The template for such regulations has been the EU’s General Data Protection Regulation (GDPR), effective May 25, 2018, which governs the use of all EU citizens’ data, regardless of where the using organization is located. The California Consumer Protection Act (CCPA), effective January 1, 2020, similarly governs the use of all CA residents’ data, again regardless of where the using organization is located. Other similar regulations are under consideration by various US states.
These regulations broadly outline:
- Consumers’ rights regarding the collection, storage, usage, and retention of their personal information
- Reporting requirements of the subject organizations regarding protection, usage, and breaches of that protection
- Fines and penalties for compliance failure, including fines for not reporting data breaches within specific timelines
While organizations located in the EU and CA are clearly impacted by these regulations, they apply more broadly to organizations with consumers from those locations. For example, the Chicago Times website was, for over a year, inaccessible to users in the EU. Marriott, a US-based corporation, has been fined $123M for a data breach under the UK Data Protection Act (similar to GDPR). It is therefore imperative that organizations are in compliance with the relevant data privacy regulations. What tools do they need to ensure compliance?
In addition to data security software, compliance with data privacy regulations requires the use of two broad categories of data tools:
- Data catalog
- Data lineage
Data catalogs are tools that store metadata, i.e., data about data regarding an organization’s critical data, including information such as the data owner, data classification, data location, business usage, data sensitivity, etc. Gartner defines a data catalog as:
"A data catalog creates and maintains an inventory of data assets through discovery, description, and organization of distributed datasets. The data catalog provides context to enable data stewards, data/business analysts, data engineers, data scientists, and other line of business (LOB) data consumers to find and understand relevant datasets for the purpose of extracting business value."
Data catalogs are necessary to maintain identification, location, and acceptable usage of data impacted by data privacy requirements. Without an organization-wide data catalog, compliance and privacy regulation is difficult, if not impossible in that the privacy impacts on individual datum are unknown.
Data privacy requirements necessitate not only identifying the location and nature of impacted data, but also the flow and transformation that data takes throughout the application landscape. This functionality is addressed through data lineage tools, which provide various representations of how data flows through an organization’s IT ecosystem and the transformations that are applied.
Understanding data lineage is also vital to comply with data privacy requirements in that as impacted data travels through the application landscape, it may reside in multiple locations in addition to its system of record. Moreover, transformations on impacted data may be reversible, thereby multiplying the number of data locations.
As with any major industry trend, data privacy opens numerous opportunities for consulting services as well as tool implementations.

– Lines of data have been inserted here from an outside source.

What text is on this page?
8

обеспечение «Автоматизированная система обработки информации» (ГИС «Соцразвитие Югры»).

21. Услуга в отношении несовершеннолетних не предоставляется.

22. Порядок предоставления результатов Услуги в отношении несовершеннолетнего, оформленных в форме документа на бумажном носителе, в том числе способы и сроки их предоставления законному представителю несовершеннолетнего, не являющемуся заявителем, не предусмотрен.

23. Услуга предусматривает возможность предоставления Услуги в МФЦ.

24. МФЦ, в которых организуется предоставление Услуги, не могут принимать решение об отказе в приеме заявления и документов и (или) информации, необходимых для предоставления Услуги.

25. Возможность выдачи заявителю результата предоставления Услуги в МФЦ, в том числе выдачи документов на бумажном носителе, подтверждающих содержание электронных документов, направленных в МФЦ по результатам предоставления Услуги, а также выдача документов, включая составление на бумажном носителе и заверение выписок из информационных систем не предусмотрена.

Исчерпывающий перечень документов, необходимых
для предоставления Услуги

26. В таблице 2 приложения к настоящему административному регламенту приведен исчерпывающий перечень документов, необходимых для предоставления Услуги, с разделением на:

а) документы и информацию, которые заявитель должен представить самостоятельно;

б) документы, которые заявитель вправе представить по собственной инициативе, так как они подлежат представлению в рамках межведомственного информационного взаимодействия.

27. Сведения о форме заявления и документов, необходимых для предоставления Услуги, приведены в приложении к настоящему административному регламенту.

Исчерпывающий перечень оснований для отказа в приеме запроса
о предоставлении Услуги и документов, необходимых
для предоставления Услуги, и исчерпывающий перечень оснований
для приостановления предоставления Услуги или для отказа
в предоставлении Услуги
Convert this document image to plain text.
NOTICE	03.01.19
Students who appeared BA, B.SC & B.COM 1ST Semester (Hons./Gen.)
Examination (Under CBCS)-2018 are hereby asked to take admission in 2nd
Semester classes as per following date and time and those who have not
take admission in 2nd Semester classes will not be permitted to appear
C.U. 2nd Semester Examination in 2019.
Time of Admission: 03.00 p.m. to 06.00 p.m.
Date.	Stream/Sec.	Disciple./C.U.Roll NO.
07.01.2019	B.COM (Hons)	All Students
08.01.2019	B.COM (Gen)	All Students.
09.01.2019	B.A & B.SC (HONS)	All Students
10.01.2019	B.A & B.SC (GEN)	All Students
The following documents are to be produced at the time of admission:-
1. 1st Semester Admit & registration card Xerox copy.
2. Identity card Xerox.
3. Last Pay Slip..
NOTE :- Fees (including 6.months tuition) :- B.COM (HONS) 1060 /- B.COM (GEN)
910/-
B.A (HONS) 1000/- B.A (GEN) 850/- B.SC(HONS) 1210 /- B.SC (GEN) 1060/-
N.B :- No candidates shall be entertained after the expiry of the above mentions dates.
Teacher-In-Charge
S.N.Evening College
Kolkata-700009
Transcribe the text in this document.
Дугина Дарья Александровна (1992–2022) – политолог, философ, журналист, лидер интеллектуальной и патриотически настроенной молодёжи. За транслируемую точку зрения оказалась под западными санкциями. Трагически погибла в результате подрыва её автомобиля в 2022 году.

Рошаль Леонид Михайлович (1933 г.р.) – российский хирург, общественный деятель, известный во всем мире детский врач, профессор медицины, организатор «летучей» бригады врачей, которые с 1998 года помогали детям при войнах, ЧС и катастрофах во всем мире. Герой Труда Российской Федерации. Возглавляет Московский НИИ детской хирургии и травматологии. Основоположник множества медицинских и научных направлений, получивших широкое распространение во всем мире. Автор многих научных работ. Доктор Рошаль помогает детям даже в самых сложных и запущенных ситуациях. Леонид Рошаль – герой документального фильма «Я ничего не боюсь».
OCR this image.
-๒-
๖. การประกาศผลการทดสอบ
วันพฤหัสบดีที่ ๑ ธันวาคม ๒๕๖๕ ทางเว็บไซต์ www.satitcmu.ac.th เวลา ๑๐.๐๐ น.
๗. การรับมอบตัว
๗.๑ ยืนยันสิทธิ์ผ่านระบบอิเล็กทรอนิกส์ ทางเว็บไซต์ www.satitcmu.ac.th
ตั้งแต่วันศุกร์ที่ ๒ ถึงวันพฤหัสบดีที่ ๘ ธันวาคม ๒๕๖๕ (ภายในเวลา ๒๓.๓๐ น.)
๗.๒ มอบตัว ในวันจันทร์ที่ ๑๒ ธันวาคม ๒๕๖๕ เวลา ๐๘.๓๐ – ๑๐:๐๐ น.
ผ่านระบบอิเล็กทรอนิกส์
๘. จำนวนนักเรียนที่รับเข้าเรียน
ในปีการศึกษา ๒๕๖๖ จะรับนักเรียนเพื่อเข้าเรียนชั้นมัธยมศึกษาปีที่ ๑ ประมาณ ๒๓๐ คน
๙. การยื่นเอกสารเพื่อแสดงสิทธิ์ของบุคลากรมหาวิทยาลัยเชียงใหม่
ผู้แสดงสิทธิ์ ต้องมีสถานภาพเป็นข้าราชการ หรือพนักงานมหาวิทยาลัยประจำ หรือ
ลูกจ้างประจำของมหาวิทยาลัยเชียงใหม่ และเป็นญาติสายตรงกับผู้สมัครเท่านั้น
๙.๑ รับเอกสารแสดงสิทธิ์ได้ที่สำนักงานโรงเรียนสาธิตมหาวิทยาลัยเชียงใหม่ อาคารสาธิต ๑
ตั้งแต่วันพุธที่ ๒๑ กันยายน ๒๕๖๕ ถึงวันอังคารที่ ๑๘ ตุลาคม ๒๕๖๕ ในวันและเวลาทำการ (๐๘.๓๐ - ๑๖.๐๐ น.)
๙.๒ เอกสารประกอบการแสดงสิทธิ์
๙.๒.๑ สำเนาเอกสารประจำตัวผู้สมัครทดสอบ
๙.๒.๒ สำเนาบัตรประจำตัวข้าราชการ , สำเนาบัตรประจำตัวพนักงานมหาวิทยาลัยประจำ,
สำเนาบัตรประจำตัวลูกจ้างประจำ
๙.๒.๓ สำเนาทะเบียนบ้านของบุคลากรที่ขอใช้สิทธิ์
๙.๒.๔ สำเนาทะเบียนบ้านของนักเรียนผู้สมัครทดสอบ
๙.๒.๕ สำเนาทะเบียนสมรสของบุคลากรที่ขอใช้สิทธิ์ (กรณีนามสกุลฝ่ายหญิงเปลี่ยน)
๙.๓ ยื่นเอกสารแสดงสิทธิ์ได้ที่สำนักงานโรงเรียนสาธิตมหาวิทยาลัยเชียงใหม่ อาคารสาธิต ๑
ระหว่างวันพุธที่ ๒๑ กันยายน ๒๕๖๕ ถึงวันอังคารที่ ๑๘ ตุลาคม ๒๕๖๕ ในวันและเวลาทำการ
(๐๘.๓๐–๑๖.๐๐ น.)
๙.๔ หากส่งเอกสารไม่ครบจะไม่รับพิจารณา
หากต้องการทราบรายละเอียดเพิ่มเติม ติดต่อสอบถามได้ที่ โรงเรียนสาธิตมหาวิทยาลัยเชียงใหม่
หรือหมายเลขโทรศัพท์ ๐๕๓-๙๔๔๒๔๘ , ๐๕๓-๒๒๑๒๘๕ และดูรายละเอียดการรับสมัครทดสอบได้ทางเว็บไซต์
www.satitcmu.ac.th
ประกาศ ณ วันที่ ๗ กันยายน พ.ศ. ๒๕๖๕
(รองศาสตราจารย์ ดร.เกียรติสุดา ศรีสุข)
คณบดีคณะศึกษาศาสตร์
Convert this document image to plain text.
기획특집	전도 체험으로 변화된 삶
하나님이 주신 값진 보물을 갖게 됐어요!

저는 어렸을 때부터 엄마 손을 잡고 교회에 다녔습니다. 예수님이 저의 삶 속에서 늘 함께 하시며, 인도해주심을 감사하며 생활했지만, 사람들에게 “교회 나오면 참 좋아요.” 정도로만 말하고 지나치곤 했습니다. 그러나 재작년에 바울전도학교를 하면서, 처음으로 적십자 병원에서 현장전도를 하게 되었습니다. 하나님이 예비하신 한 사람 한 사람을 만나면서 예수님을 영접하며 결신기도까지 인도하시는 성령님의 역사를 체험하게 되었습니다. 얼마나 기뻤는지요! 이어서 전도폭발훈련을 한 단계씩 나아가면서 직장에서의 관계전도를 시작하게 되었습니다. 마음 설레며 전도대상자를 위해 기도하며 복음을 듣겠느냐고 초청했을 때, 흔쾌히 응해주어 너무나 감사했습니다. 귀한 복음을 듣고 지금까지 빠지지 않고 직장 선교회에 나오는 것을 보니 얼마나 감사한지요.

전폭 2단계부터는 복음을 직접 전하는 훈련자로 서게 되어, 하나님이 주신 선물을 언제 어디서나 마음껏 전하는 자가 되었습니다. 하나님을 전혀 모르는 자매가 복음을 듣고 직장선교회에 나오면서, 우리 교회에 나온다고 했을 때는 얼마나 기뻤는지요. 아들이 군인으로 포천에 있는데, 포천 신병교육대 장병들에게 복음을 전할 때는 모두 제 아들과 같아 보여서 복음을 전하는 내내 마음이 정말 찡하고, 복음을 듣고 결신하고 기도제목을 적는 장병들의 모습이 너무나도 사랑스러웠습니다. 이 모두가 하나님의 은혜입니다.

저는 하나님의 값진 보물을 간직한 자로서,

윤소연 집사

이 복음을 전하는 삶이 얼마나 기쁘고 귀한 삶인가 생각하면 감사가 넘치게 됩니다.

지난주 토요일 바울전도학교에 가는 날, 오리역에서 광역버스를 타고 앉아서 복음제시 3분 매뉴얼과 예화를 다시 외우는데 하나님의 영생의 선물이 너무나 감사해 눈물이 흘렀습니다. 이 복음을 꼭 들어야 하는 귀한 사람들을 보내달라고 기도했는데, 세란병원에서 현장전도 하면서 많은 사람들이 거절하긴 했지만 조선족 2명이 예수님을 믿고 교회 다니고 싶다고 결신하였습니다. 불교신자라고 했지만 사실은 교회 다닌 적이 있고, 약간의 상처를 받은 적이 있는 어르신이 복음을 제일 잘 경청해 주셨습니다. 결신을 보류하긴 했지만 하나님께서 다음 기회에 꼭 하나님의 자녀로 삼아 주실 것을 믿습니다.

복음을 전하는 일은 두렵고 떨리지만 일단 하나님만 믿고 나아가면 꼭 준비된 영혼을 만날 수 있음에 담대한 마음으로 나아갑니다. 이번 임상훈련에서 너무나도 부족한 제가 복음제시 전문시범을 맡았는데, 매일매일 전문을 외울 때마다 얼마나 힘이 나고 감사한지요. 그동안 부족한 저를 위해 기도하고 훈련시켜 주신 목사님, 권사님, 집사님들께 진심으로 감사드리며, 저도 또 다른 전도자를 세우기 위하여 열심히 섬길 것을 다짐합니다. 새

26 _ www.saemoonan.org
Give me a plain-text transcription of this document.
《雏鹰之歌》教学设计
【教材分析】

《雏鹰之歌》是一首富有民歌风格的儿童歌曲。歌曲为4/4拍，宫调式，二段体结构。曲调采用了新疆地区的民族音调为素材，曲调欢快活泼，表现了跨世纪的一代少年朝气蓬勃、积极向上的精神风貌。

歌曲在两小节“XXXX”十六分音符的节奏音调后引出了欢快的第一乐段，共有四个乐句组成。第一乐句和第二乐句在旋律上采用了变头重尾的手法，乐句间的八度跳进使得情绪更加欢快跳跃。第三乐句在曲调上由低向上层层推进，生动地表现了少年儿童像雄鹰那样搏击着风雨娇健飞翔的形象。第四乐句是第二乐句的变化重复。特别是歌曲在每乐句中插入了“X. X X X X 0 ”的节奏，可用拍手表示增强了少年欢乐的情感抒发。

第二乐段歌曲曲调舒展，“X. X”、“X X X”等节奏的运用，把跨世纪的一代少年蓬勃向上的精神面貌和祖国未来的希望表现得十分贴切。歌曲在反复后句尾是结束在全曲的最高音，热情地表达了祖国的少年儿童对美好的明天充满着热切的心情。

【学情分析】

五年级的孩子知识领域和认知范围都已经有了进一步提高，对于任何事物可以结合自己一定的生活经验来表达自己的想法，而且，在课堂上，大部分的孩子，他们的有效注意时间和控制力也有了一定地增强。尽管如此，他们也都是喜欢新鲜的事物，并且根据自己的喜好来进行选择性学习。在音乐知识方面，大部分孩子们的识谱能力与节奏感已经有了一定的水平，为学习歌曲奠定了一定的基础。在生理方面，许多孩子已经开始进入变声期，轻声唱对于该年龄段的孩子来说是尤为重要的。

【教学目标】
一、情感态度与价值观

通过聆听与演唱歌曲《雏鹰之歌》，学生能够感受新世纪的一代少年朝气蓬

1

Potential consulting engagements range from support for tool selection, acquisition, and configuration, to implementation-focused projects populating the data catalogs and lineage information, to advisory services focused on the development of privacy policies, guidelines, and standards.
Additionally, organizational training and certification in data privacy is available from several commercial organizations as well as the International Association of Privacy Professionals (IAPP).